Condomínio pequeno · até 50 unidades

A obrigação de inspecionar o elevador anualmente é a mesma, independentemente do tamanho do condomínio. Em condomínios menores, o síndico morador costuma lidar diretamente com a empresa de manutenção — o que torna ainda mais importante saber exatamente o que cobrar: o RIA assinado por engenheiro, os itens inspecionados e o prazo para regularizar pendências.

Condomínio médio · 51 a 150 unidades

Com dois ou mais elevadores em operação, a gestão da inspeção anual passa a envolver mais documentos e prazos simultâneos. Nesse porte é comum que a administradora apoie o controle das datas de vencimento do RIA — mas a responsabilidade legal de garantir que a inspeção aconteça continua sendo do síndico.
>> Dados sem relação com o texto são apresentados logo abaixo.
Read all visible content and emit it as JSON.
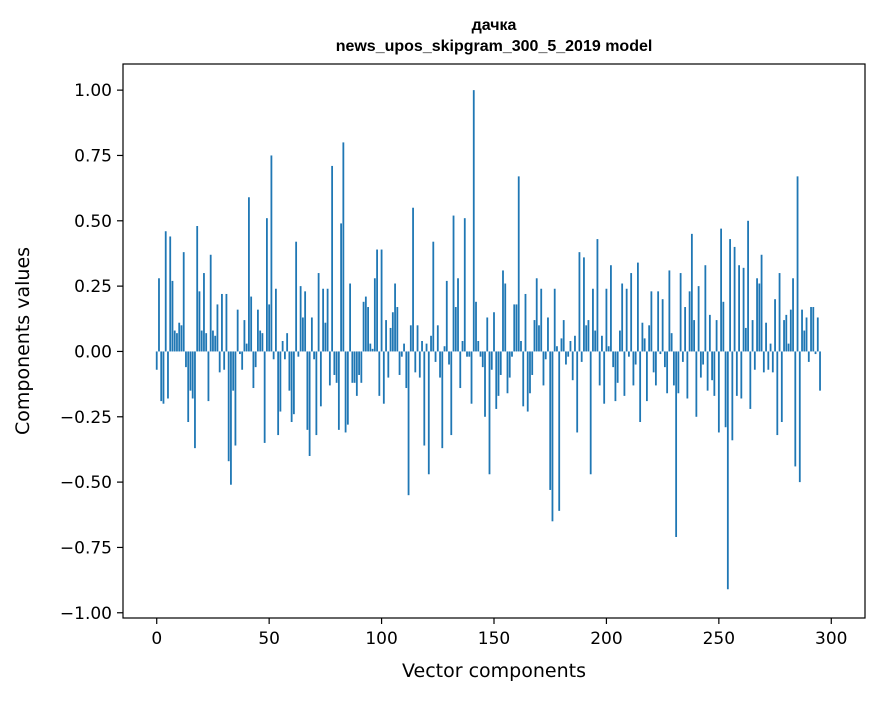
{
  "chart_data": {
    "type": "bar",
    "title_line1": "дачка",
    "title_line2": "news_upos_skipgram_300_5_2019 model",
    "xlabel": "Vector components",
    "ylabel": "Components values",
    "xlim": [
      -15,
      315
    ],
    "ylim": [
      -1.02,
      1.1
    ],
    "x_ticks": [
      0,
      50,
      100,
      150,
      200,
      250,
      300
    ],
    "x_tick_labels": [
      "0",
      "50",
      "100",
      "150",
      "200",
      "250",
      "300"
    ],
    "y_ticks": [
      1.0,
      0.75,
      0.5,
      0.25,
      0.0,
      -0.25,
      -0.5,
      -0.75,
      -1.0
    ],
    "y_tick_labels": [
      "1.00",
      "0.75",
      "0.50",
      "0.25",
      "0.00",
      "−0.25",
      "−0.50",
      "−0.75",
      "−1.00"
    ],
    "bar_color": "#1f77b4",
    "values": [
      -0.07,
      0.28,
      -0.19,
      -0.2,
      0.46,
      -0.18,
      0.44,
      0.27,
      0.08,
      0.07,
      0.11,
      0.1,
      0.38,
      -0.06,
      -0.27,
      -0.15,
      -0.18,
      -0.37,
      0.48,
      0.23,
      0.08,
      0.3,
      0.07,
      -0.19,
      0.37,
      0.08,
      0.06,
      0.18,
      -0.08,
      0.22,
      -0.07,
      0.22,
      -0.42,
      -0.51,
      -0.15,
      -0.36,
      0.16,
      -0.01,
      -0.07,
      0.12,
      0.03,
      0.59,
      0.21,
      -0.14,
      -0.06,
      0.16,
      0.08,
      0.07,
      -0.35,
      0.51,
      0.18,
      0.75,
      -0.03,
      0.24,
      -0.32,
      -0.23,
      0.04,
      -0.03,
      0.07,
      -0.15,
      -0.27,
      -0.24,
      0.42,
      -0.02,
      0.25,
      0.13,
      0.23,
      -0.3,
      -0.4,
      0.13,
      -0.03,
      -0.32,
      0.3,
      -0.21,
      0.24,
      0.11,
      0.24,
      -0.13,
      0.71,
      -0.09,
      -0.12,
      -0.3,
      0.49,
      0.8,
      -0.31,
      -0.28,
      0.26,
      -0.12,
      -0.12,
      -0.17,
      -0.09,
      -0.12,
      0.19,
      0.21,
      0.17,
      0.03,
      0.01,
      0.28,
      0.39,
      -0.17,
      0.39,
      -0.2,
      0.12,
      -0.1,
      0.09,
      0.15,
      0.26,
      0.17,
      -0.09,
      -0.02,
      0.03,
      -0.14,
      -0.55,
      0.1,
      0.55,
      -0.08,
      0.1,
      -0.1,
      0.04,
      -0.36,
      0.03,
      -0.47,
      0.06,
      0.42,
      -0.04,
      0.1,
      -0.1,
      -0.37,
      0.02,
      0.27,
      -0.05,
      -0.32,
      0.52,
      0.17,
      0.28,
      -0.14,
      0.04,
      0.51,
      -0.02,
      -0.02,
      -0.2,
      1.0,
      0.19,
      0.04,
      -0.02,
      -0.06,
      -0.25,
      0.13,
      -0.47,
      -0.07,
      0.15,
      -0.22,
      -0.17,
      -0.09,
      0.31,
      0.26,
      -0.16,
      -0.1,
      -0.02,
      0.18,
      0.18,
      0.67,
      0.04,
      -0.21,
      0.22,
      -0.23,
      -0.16,
      -0.09,
      0.12,
      0.28,
      0.1,
      0.24,
      -0.13,
      -0.03,
      0.13,
      -0.53,
      -0.65,
      0.24,
      0.02,
      -0.61,
      0.05,
      0.12,
      -0.05,
      -0.02,
      0.04,
      -0.11,
      0.06,
      -0.31,
      0.38,
      -0.04,
      0.36,
      0.1,
      0.12,
      -0.47,
      0.24,
      0.08,
      0.43,
      -0.13,
      0.06,
      -0.2,
      0.24,
      0.02,
      0.33,
      -0.06,
      -0.19,
      -0.12,
      0.08,
      0.26,
      -0.17,
      0.24,
      -0.02,
      0.3,
      -0.13,
      -0.05,
      0.34,
      -0.27,
      0.11,
      0.05,
      -0.19,
      0.1,
      0.23,
      -0.08,
      -0.13,
      0.23,
      -0.01,
      0.2,
      -0.06,
      -0.16,
      0.31,
      0.07,
      -0.13,
      -0.71,
      -0.16,
      0.3,
      -0.04,
      0.17,
      -0.18,
      0.23,
      0.45,
      0.12,
      -0.25,
      0.25,
      -0.1,
      -0.05,
      0.33,
      -0.15,
      0.14,
      -0.11,
      -0.17,
      0.12,
      -0.31,
      0.47,
      0.19,
      -0.29,
      -0.91,
      0.43,
      -0.34,
      0.4,
      -0.17,
      0.33,
      -0.18,
      0.32,
      0.09,
      0.5,
      -0.22,
      0.12,
      -0.07,
      0.28,
      0.26,
      0.37,
      -0.08,
      0.11,
      -0.07,
      0.03,
      -0.08,
      0.2,
      -0.32,
      0.3,
      -0.27,
      0.12,
      0.14,
      0.03,
      0.16,
      0.28,
      -0.44,
      0.67,
      -0.5,
      0.16,
      0.08,
      0.13,
      -0.04,
      0.17,
      0.17,
      -0.01,
      0.13,
      -0.15
    ]
  }
}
Condomínio grande · 151+ unidades

Torres com muitos pavimentos e frotas de elevadores exigem controle sistemático: cada equipamento tem seu próprio RIA, seu próprio prazo e sua própria lista de não-conformidades. Nesse porte, a gestão da inspeção anual costuma entrar no plano anual de manutenção e pode ser integrada ao software de gestão do condomínio.

A inspeção anual obrigatória do elevador é o procedimento técnico, exigido por legislação municipal em vários municípios brasileiros e referenciado pela ABNT NBR 16083, pelo qual uma empresa conservadora habilitada verifica as condições de segurança e funcionamento de cada elevador e emite o Relatório de Inspeção Anual (RIA), assinado por engenheiro com registro no CREA. No condomínio, é o síndico o responsável legal por garantir que a inspeção aconteça, que o RIA seja emitido dentro do prazo e que as não-conformidades identificadas sejam corrigidas.
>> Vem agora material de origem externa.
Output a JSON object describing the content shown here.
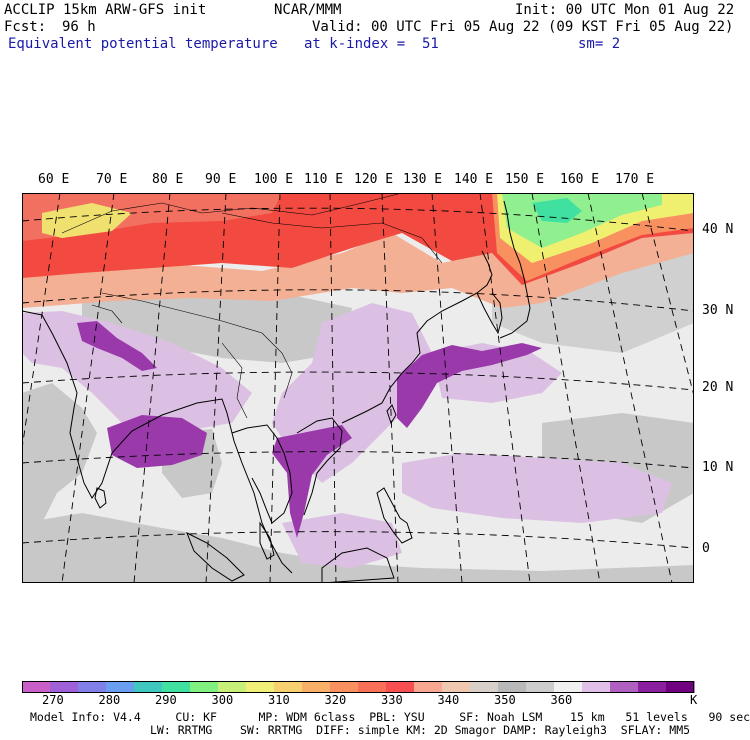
{
  "header": {
    "model": "ACCLIP 15km ARW-GFS init",
    "org": "NCAR/MMM",
    "init": "Init: 00 UTC Mon 01 Aug 22",
    "fcst_label": "Fcst:",
    "fcst_value": "96 h",
    "valid": "Valid: 00 UTC Fri 05 Aug 22 (09 KST Fri 05 Aug 22)",
    "field": "Equivalent potential temperature",
    "level": "at k-index =  51",
    "smoothing": "sm= 2"
  },
  "longitude_labels": [
    "60 E",
    "70 E",
    "80 E",
    "90 E",
    "100 E",
    "110 E",
    "120 E",
    "130 E",
    "140 E",
    "150 E",
    "160 E",
    "170 E"
  ],
  "latitude_labels": [
    "40 N",
    "30 N",
    "20 N",
    "10 N",
    "0"
  ],
  "colorbar": {
    "unit": "K",
    "labels": [
      "270",
      "280",
      "290",
      "300",
      "310",
      "320",
      "330",
      "340",
      "350",
      "360"
    ],
    "colors": [
      "#c860c8",
      "#a060d8",
      "#8080e8",
      "#6a9ef0",
      "#40c8c0",
      "#40e0a0",
      "#80f080",
      "#c8f078",
      "#f0f078",
      "#f8d070",
      "#f8b068",
      "#f89060",
      "#f87058",
      "#f85050",
      "#f8a890",
      "#f0c8b0",
      "#d8d0c8",
      "#b8b8b8",
      "#cccccc",
      "#f0f0f0",
      "#e0c0e8",
      "#b060c0",
      "#8a20a0",
      "#700080"
    ]
  },
  "footer": {
    "line1": "Model Info: V4.4     CU: KF      MP: WDM 6class  PBL: YSU     SF: Noah LSM    15 km   51 levels   90 sec",
    "line2": "LW: RRTMG    SW: RRTMG  DIFF: simple KM: 2D Smagor DAMP: Rayleigh3  SFLAY: MM5"
  },
  "map_colors": {
    "background": "#ececec",
    "gray": "#c8c8c8",
    "lavender": "#dcc0e4",
    "purple": "#9a3aaa",
    "peach": "#f4b094",
    "salmon": "#f27060",
    "red": "#f24a40",
    "orange": "#f89060",
    "yellow": "#f0f070",
    "lightgreen": "#90f090",
    "green": "#40e0a0",
    "coast": "#000000",
    "grid": "#000000"
  }
}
O que é a inspeção anual obrigatória e por que ela existe

Elevador é equipamento de transporte coletivo. Ao contrário de outros componentes do condomínio — como a bomba d'água ou o portão da garagem —, uma falha no elevador pode colocar moradores em risco direto, incluindo crianças, idosos e pessoas com mobilidade reduzida que dependem do equipamento para acessar suas unidades. A inspeção anual existe exatamente para criar um ciclo formal de verificação de segurança, ao menos uma vez por ano.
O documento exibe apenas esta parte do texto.